Probing dark energy with the shear-ratio geometric test

Abstract

We adapt the Jain--Taylor (2003) shear-ratio geometric lensing method to measure the dark energy equation of state, and its time derivative from dark matter haloes in cosmologies with arbitrary spatial curvature. The full shear-ratio covariance matrix is calculated for lensed sources, including the intervening large-scale structure and photometric redshift errors as additional sources of noise, and a maximum likelihood method for applying the test is presented. Combining with the expected results from the CMB we design an optimal survey for probing dark energy.
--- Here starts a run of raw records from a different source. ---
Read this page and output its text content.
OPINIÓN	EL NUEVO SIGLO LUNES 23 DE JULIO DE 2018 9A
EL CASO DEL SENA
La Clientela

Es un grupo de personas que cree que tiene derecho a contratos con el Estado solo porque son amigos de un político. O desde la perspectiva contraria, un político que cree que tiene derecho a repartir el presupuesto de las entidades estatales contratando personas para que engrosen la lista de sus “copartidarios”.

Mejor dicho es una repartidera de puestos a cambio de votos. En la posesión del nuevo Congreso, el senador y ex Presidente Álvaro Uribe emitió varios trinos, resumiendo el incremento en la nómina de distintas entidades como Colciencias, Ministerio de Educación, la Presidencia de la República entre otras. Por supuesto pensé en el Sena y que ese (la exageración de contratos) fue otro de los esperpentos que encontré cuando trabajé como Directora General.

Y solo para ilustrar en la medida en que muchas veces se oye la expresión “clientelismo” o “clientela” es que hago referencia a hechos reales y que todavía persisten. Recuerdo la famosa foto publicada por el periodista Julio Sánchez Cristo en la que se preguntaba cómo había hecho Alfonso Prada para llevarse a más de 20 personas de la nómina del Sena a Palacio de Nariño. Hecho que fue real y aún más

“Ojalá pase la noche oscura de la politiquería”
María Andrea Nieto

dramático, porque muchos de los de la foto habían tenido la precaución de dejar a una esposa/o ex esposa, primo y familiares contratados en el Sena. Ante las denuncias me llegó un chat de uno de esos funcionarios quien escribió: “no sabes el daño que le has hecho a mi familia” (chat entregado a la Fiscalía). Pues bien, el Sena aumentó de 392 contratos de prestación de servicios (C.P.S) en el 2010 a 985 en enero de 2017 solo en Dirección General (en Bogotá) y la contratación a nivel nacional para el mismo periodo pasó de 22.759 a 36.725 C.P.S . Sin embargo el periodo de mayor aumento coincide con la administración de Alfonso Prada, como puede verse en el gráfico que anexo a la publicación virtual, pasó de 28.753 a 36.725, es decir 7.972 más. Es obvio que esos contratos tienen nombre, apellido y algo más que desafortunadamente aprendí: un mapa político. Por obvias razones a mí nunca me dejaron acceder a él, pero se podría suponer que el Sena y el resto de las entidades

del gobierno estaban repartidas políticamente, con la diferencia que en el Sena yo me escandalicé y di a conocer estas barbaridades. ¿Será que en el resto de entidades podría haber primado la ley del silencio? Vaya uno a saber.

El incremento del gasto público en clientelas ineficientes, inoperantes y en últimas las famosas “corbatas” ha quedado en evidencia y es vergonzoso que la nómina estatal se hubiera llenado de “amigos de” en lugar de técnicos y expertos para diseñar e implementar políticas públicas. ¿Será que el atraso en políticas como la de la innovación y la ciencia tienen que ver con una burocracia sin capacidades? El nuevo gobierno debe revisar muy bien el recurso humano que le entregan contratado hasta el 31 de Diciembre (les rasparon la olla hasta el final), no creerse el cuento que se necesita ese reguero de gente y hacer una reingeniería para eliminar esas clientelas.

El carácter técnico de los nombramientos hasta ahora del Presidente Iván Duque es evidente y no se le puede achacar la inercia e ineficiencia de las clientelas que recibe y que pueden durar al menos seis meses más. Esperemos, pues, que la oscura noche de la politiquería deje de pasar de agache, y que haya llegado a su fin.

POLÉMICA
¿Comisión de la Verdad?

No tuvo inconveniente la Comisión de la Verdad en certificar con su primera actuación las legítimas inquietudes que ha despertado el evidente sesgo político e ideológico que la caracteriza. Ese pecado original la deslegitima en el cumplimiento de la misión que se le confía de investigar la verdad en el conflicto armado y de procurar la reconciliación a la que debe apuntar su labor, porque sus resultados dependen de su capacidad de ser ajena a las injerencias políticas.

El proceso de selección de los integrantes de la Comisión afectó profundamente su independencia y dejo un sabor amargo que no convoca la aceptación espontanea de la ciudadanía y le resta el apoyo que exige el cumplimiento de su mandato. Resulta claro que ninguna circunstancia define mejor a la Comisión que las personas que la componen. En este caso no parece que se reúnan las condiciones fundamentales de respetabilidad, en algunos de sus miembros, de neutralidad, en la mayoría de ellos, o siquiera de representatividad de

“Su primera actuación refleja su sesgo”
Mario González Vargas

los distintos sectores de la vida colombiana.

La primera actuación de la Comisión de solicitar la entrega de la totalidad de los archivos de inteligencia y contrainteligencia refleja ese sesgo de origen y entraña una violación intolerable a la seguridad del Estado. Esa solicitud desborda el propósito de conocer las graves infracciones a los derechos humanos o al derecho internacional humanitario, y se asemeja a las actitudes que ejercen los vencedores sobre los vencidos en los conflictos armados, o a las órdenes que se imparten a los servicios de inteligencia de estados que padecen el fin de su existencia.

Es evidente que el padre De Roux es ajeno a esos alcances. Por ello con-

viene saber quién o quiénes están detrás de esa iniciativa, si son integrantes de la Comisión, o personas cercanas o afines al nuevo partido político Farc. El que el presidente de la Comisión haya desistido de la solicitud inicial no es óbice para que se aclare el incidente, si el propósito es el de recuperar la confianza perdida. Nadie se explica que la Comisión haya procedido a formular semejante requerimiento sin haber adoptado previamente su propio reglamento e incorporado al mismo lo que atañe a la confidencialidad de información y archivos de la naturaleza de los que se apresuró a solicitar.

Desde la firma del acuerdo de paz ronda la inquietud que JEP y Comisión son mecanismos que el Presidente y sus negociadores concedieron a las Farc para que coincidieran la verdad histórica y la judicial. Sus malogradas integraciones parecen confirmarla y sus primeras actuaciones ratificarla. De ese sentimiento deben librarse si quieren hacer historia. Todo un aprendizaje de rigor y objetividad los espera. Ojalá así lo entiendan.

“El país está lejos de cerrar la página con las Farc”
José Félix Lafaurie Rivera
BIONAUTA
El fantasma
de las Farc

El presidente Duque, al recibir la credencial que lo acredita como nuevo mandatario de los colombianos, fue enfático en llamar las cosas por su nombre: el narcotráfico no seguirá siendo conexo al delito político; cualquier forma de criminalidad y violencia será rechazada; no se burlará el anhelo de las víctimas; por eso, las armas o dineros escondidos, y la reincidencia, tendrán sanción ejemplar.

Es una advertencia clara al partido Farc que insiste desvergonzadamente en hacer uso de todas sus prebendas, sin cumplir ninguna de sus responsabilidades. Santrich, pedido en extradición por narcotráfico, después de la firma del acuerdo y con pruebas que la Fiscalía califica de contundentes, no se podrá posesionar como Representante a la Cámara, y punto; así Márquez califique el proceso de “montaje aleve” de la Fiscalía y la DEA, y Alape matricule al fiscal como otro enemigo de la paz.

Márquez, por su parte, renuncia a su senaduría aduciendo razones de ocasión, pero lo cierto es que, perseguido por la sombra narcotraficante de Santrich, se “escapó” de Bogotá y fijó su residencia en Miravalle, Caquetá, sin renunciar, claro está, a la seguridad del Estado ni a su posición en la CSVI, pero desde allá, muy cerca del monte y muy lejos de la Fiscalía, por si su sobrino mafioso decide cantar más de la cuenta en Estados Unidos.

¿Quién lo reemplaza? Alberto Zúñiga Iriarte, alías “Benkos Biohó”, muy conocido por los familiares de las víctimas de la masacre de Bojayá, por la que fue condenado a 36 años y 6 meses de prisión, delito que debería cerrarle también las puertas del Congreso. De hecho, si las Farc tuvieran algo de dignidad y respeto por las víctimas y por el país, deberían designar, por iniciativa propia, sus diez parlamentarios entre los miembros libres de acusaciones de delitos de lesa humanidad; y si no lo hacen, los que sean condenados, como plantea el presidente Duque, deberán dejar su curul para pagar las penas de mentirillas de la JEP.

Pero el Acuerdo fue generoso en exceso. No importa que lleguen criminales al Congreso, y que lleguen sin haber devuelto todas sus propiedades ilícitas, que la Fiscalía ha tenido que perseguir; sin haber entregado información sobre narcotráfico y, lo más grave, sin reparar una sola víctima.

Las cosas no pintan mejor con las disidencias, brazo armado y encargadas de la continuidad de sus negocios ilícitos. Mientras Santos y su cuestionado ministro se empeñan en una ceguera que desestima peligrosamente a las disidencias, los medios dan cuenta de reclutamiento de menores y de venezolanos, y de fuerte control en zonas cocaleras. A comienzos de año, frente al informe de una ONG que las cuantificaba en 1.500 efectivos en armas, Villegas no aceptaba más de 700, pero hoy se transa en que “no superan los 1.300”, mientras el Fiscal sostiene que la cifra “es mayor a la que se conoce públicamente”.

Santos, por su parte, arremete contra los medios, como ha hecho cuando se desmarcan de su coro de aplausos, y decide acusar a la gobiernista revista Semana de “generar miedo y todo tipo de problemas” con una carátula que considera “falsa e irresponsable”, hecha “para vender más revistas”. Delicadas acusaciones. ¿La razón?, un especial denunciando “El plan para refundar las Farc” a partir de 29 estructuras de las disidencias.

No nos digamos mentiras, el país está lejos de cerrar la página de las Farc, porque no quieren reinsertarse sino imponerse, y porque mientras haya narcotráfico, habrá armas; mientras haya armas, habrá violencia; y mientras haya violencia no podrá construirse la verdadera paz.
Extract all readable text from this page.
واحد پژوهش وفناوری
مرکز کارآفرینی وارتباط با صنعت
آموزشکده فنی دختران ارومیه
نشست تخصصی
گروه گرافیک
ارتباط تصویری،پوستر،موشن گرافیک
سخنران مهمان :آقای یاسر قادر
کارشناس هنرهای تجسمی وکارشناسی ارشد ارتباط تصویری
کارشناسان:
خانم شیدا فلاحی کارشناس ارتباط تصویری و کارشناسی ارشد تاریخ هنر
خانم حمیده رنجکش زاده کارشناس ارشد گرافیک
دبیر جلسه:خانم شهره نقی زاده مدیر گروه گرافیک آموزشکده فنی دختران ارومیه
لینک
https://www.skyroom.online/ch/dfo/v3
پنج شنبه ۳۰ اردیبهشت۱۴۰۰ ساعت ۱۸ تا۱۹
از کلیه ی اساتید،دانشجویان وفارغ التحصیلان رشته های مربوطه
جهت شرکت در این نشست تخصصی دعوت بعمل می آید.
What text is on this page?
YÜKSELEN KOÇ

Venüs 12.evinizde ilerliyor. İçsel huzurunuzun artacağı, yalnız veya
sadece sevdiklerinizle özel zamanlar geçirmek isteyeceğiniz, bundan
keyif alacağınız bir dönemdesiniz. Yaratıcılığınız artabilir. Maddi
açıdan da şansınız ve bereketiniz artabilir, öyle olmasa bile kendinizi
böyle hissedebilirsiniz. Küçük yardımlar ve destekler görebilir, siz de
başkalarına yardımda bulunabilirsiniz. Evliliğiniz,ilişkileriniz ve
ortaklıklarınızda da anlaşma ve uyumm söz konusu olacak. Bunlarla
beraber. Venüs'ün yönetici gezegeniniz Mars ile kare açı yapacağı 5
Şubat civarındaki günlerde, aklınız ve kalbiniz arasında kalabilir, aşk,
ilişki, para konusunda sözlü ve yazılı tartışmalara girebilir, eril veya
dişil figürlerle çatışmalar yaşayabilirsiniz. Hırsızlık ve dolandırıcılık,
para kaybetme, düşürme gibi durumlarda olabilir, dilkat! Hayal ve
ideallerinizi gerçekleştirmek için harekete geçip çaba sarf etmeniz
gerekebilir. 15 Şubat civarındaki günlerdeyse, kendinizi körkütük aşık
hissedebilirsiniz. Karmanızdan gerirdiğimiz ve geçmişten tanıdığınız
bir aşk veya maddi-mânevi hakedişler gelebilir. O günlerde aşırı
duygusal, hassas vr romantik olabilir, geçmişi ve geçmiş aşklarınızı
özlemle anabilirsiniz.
A targeted survey imaging 60 of the largest clusters in a hemisphere with 5-band optical photometric redshifts to a median galaxy depth of zm=0.9 could measure w0 to a marginal 1-sigma error of $\Delta$w0=0.5. We marginalize over all other parameters including wa, where the equation of state is parameterized in terms of scale factor a as w(a)=w0+wa(1-a). For higher accuracy a large-scale photometric redshift survey is required. Such a near-future 5-band survey covering 10,000 square degrees to z_m=0.7 could measure w0 to $\Delta$w0=0.075 and $\Delta$wa=0.33. A stronger combined constraint is measured at a pivot redshift zp=0.27 of $\Delta$w(zp)=0.0298. We compare and combine the geometric test with the cosmological and dark energy parameters measured from planned Baryon Acoustic Oscillation (BAO) and supernova Type Ia experiments, and find that the geometric test results combine with a significant reduction in errors due to different degeneracies. A combination of geometric lensing, CMB and BAO experiments could achieve a pivot redshift constraint of $\Delta$w(zp)=0.020 at zp=0.62. Simple relations are presented that show how our lensing results can be scaled to other telescope classes and survey parameters.